The mail passed SPF (though the SPF record suggests this is being mailed from all over the place) and was validly DKIM signed for barclayssurveys.com. And that domain has a DMARC policy

But there’s nothing in any of that that tells me – or mail filters – that this has anything to do with Barclays Bank.

“barclayssurveys.com” is what’s know as a cousin domain in the phishing world. It’s a domain that has absolutely nothing to connect it to the legitimate domain of the phishing target, but which looks plausible to a recipient.

This one didn’t actually look that plausible, though. The website is hosted on a RackSpace VPS with no reverse DNS configured. The domain is registered by “chime.plc.uk” – whose website is just an Outlook Web Access instance:

The survey it links to – the survey that is asking the recipient about their interaction with a financial institution – doesn’t use SSL. (The webserver it’s running on does speak SSL, so the issue is that they didn’t have a certificate for barclayssurveys.com). The URL it uses and the javascript it’s running suggests it was originally taken from Wix, the free website hosting platform. And it has references to several survey providers in the source that are hidden by CSS.

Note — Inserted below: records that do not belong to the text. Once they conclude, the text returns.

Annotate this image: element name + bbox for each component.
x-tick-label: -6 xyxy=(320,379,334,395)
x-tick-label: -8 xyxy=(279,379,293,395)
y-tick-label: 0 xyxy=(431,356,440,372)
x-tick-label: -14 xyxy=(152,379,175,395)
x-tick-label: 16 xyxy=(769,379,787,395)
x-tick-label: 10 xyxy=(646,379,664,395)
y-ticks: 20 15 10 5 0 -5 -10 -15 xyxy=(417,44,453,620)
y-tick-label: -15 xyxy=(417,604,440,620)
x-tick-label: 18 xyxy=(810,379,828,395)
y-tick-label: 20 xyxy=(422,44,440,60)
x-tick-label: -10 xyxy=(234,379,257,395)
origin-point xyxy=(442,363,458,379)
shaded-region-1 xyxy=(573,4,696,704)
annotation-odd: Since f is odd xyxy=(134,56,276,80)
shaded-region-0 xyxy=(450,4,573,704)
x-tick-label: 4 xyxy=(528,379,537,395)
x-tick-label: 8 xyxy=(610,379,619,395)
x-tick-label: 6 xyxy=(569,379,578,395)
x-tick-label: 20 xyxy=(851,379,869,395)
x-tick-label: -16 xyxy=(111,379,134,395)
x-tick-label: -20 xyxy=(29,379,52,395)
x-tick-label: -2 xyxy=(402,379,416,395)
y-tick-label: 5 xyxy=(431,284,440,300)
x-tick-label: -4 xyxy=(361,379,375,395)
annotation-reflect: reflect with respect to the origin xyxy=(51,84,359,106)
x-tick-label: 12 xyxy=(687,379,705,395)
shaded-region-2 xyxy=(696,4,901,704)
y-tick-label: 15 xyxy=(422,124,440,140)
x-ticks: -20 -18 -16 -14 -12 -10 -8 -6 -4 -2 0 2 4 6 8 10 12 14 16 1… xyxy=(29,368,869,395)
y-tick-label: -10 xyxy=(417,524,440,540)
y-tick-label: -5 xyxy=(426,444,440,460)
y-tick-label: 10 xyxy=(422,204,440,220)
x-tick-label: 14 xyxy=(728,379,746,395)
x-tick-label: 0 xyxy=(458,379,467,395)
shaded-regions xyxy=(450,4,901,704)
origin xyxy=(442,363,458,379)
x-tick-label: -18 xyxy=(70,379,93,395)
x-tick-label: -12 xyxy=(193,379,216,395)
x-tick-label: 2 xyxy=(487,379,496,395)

All of which would be suspicious enough if it came from my local dive bar, but this is coming from an international bank that’s big enough, rich enough and technically savvy enough that they own their own top level domain.

No institution can claim to care about phishing or account takeover as an issue when the legitimate email they send is less plausible than a typical phishing mail. This is just setting up their customers to fall for phishing mail.

And, yes, it’s from a legitimate survey firm. One that’s quite widely used in the United Kingdom and Éire. How do I know it’s widely used? Because the mail they send out leaks information about their customers:

X-Confirmit-FixedSenderDomain: factssurvey.co.uk, feedback-waveutilities.co.uk, feedback-anglianwaterbusiness.co.uk, npowersurveys.com, o2surveys.co.uk, gustosurveys.co.uk, customersatisfaction.rbs.co.uk, customersatisfaction.natwest.com, mail.customersatisfaction.rbs.co.uk, mail.customersatisfaction.natwest.com, panel.uk.com, virgintrainseastcoastsurveys.com, barclayssurveys.com, sunnyloanssurveys.com, sagafeedback.co.uk, boxcleversurveys.co.uk, surveys.ulsterbank.ie, sagafeedback.co.uk, barclays.com, titanfeedback.co.uk, barclaycardsurveys.com, aegonfeedback.co.uk, directionsurveys.co.uk

Just from the names I recognize that’s five major high street banks, a payday loan outfit, several utility companies, travel companies and a major cellphone company that are sending survey email that’s this badly done. And that’s probably just the ones that are being sent from this particular mailserver.

That moment when you type "WTF?" into Google image search

I went back and checked where my bank usually sent email from, and how their authentication was normally set up. The previous mail I got from them was a timely warning about “Phishing” and “Smishing” and “Vishing” warning me to be very careful about clicking on links in mail claiming to be from my bank, for fear of being phished.

It was addressed to “%first name%”.

2 comments

  1. GeoRedirect says

    Boxclever right?

  2. steve says

    I think boxcleverconsulting.com (who aren’t the TV rent-to-own people) are one of the customers of the survey company. I could be wrong.

    I’ve been noticing the survey people as “confirmit” for a while, but they seem to have a twisty little network of brands and resellers and agencies.